Exome sequencing and analysis of 454,787 UK Biobank participants.
2021
A major goal in human genetics is to use natural variation to understand the phenotypic consequences of altering each protein-coding gene in the genome. Here we used exome sequencing1 to explore protein altering variants and their consequences in 454,787 UK Biobank study participants2. We identified 12 million coding variants, including ~1 million loss-of-function and ~1.8 million deleterious missense variants. When these were tested for association with 3,994 health-related traits, we found 564 genes with trait associations at P≤2.18x10-11. Rare variant associations were enriched in GWAS loci, but most (91%) were independent of common variant signals. We discover several risk-increasing associations with traits related to liver disease, eye disease and cancer, among others, as well as novel risk-lowering associations for hypertension (SLC9A3R2), diabetes (MAP3K15, FAM234A) and asthma (SLC27A3).

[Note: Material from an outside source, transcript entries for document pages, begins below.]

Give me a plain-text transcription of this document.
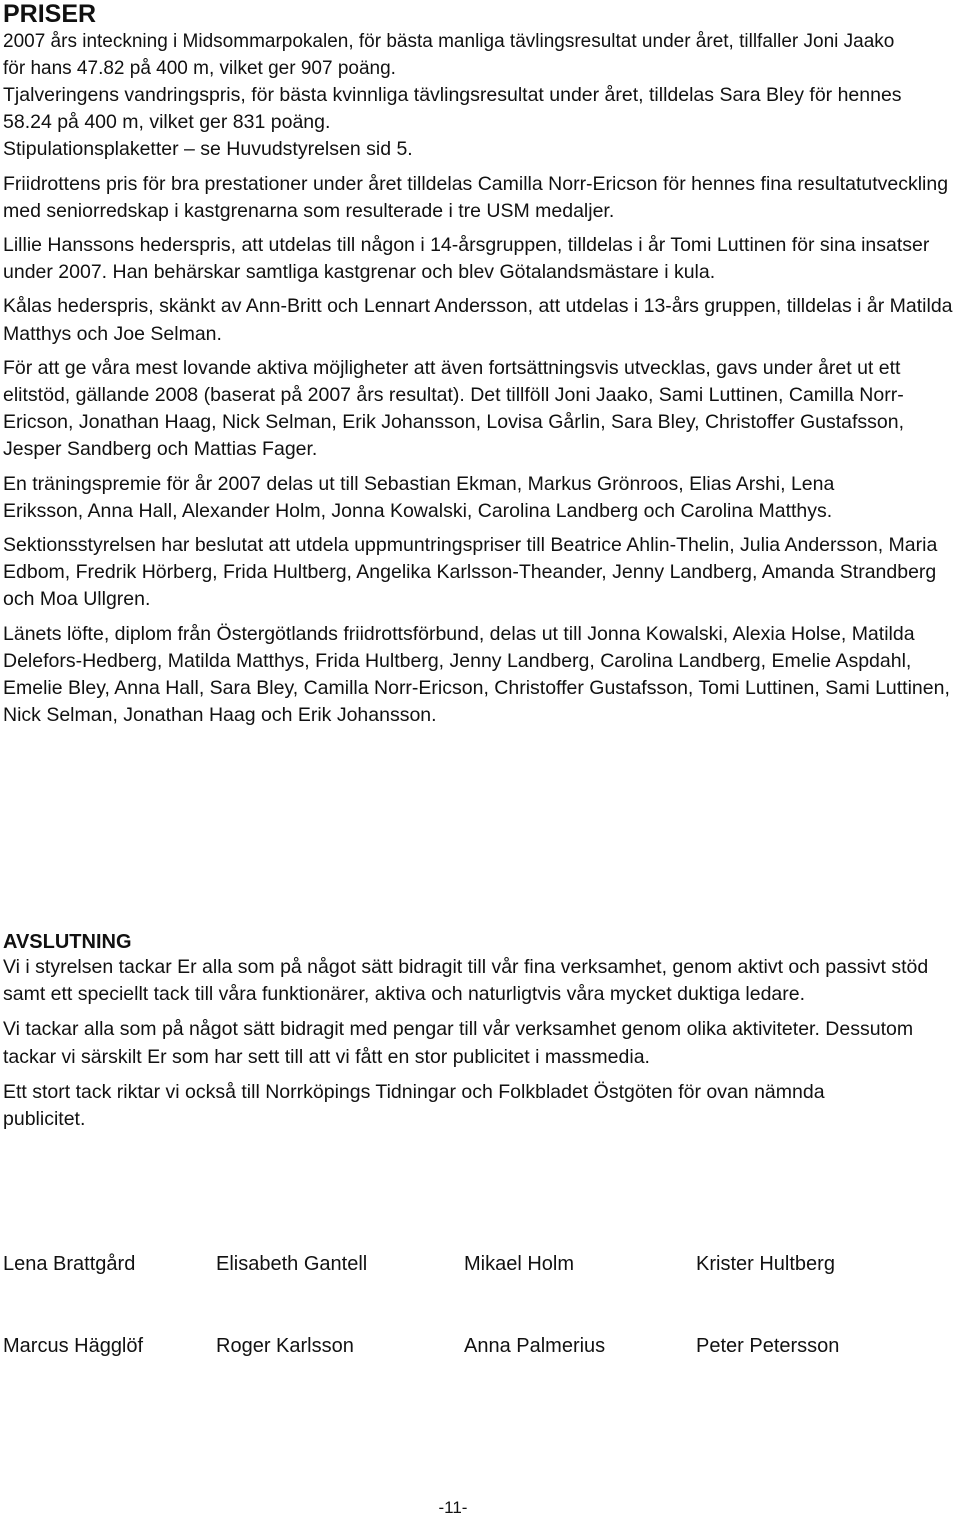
PRISER

2007 års inteckning i Midsommarpokalen, för bästa manliga tävlingsresultat under året, tillfaller Joni Jaako för hans 47.82 på 400 m, vilket ger 907 poäng.

Tjalveringens vandringspris, för bästa kvinnliga tävlingsresultat under året, tilldelas Sara Bley för hennes 58.24 på 400 m, vilket ger 831 poäng.

Stipulationsplaketter – se Huvudstyrelsen sid 5.

Friidrottens pris för bra prestationer under året tilldelas Camilla Norr-Ericson för hennes fina resultatutveckling med seniorredskap i kastgrenarna som resulterade i tre USM medaljer.

Lillie Hanssons hederspris, att utdelas till någon i 14-årsgruppen, tilldelas i år Tomi Luttinen för sina insatser under 2007. Han behärskar samtliga kastgrenar och blev Götalandsmästare i kula.

Kålas hederspris, skänkt av Ann-Britt och Lennart Andersson, att utdelas i 13-års gruppen, tilldelas i år Matilda Matthys och Joe Selman.

För att ge våra mest lovande aktiva möjligheter att även fortsättningsvis utvecklas, gavs under året ut ett elitstöd, gällande 2008 (baserat på 2007 års resultat). Det tillföll Joni Jaako, Sami Luttinen, Camilla Norr-Ericson, Jonathan Haag, Nick Selman, Erik Johansson, Lovisa Gårlin, Sara Bley, Christoffer Gustafsson, Jesper Sandberg och Mattias Fager.

En träningspremie för år 2007 delas ut till Sebastian Ekman, Markus Grönroos, Elias Arshi, Lena Eriksson, Anna Hall, Alexander Holm, Jonna Kowalski, Carolina Landberg och Carolina Matthys.

Sektionsstyrelsen har beslutat att utdela uppmuntringspriser till Beatrice Ahlin-Thelin, Julia Andersson, Maria Edbom, Fredrik Hörberg, Frida Hultberg, Angelika Karlsson-Theander, Jenny Landberg, Amanda Strandberg och Moa Ullgren.

Länets löfte, diplom från Östergötlands friidrottsförbund, delas ut till Jonna Kowalski, Alexia Holse, Matilda Delefors-Hedberg, Matilda Matthys, Frida Hultberg, Jenny Landberg, Carolina Landberg, Emelie Aspdahl, Emelie Bley, Anna Hall, Sara Bley, Camilla Norr-Ericson, Christoffer Gustafsson, Tomi Luttinen, Sami Luttinen, Nick Selman, Jonathan Haag och Erik Johansson.

AVSLUTNING

Vi i styrelsen tackar Er alla som på något sätt bidragit till vår fina verksamhet, genom aktivt och passivt stöd samt ett speciellt tack till våra funktionärer, aktiva och naturligtvis våra mycket duktiga ledare.

Vi tackar alla som på något sätt bidragit med pengar till vår verksamhet genom olika aktiviteter. Dessutom tackar vi särskilt Er som har sett till att vi fått en stor publicitet i massmedia.

Ett stort tack riktar vi också till Norrköpings Tidningar och Folkbladet Östgöten för ovan nämnda publicitet.

Lena Brattgård	Elisabeth Gantell	Mikael Holm	Krister Hultberg
Marcus Hägglöf	Roger Karlsson	Anna Palmerius	Peter Petersson
-11-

Six genes were associated with brain imaging phenotypes, including two involved in neural development (GBE1, PLD1). 81% of signals available and powered for replication were confirmed in an independent cohort; furthermore, association signals were generally consistent across European, Asian and African ancestry individuals. We illustrate the ability of exome sequencing to identify novel gene-trait associations, elucidate gene function, and pinpoint effector genes underlying GWAS signals at scale.